After another swimming letdown at the Olympics for Australia, the knives are out once again. But what if we’re looking at it all wrong?
After four years of saying all the right things, draining the toxicity out of the culture and notching confidence-builders in Comm Games and Worlds, Australian swimming’s bottom line in Rio looks only slightly better than it did in London. The total number of medals won, ten, was the same, although brightened by three golds compared to the solitary one of 2012.
The number of gold, however, fell short of the marks of 2000, ’04 and ’08. And worse, of expectation. While the prediction of 11 gold in a noted American publication always felt high, even the Australian Olympic Committee’s modest benchmark of seven proved too optimistic. If London was truly a disaster for a proud swimming nation, it must be noted that Rio saw fewer Australians medal in individual events – only five, and thank God for relays.

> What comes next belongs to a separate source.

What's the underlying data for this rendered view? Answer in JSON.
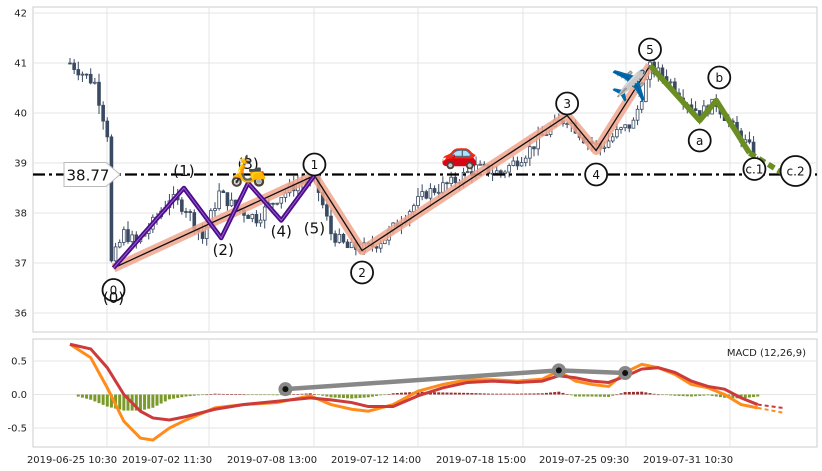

Worse still, the meet began promisingly, with day-one wins to Mack Horton and the women’s 100m freestyle relay, and given a further shot of energy with Kyle Chalmers’ epic. But it fell away after that. The gilt-edged group of the Campbell sisters, Mitch Larkin, Emily Seebohm and Cameron McEvoy, each either a world champion or owner of the fastest time in the world in 2016, produced a single medal between them, Larkin’s 200m backstroke silver.
The recriminations have already begun, with the usual remedies floated out there: a coaching structure overhaul, moving the trials closer to the Games, a greater emphasis on racing rather than pure swimming, more measures to reduce the pressure on overburdened swimmers. Each argument has merit, but might be missing the starting assumption. Australia is still the second-best swimming nation in the world – it’s just being no.2 doesn’t involve as much time on the podium as it used to.
Indeed, Australia’s ten medals in Rio still ranked second, behind the United States’ 33. Interestingly, no other nation won more than seven; 12 different nations won at least one gold, with Joseph Schooling’s first ever for Singapore emblematic of the more diverse world now competitive in the pool.
The fact that Australia medalled in five of the six relays speaks to systemic depth. But maybe ten Olympic medals is the new normal. “Things we’ve probably taken for granted in Australia: our depth, the fact we’ve got so much water, that every child learns to swim, the rest of the world is cottoning onto,” says Seven Network commentator Giaan Rooney. “We don’t have the monopoly we used to.”
Or maybe there’s yet another way of looking at it: the one true swimming hotbed on the planet is the US state of Maryland, which accounted for nine golds and three silvers in Rio. Of course, it happens to be home to Michael Phelps and Katie Ledecky (the other silver belongs to Chase Kalisz). Maybe we should look at what’s in the water there.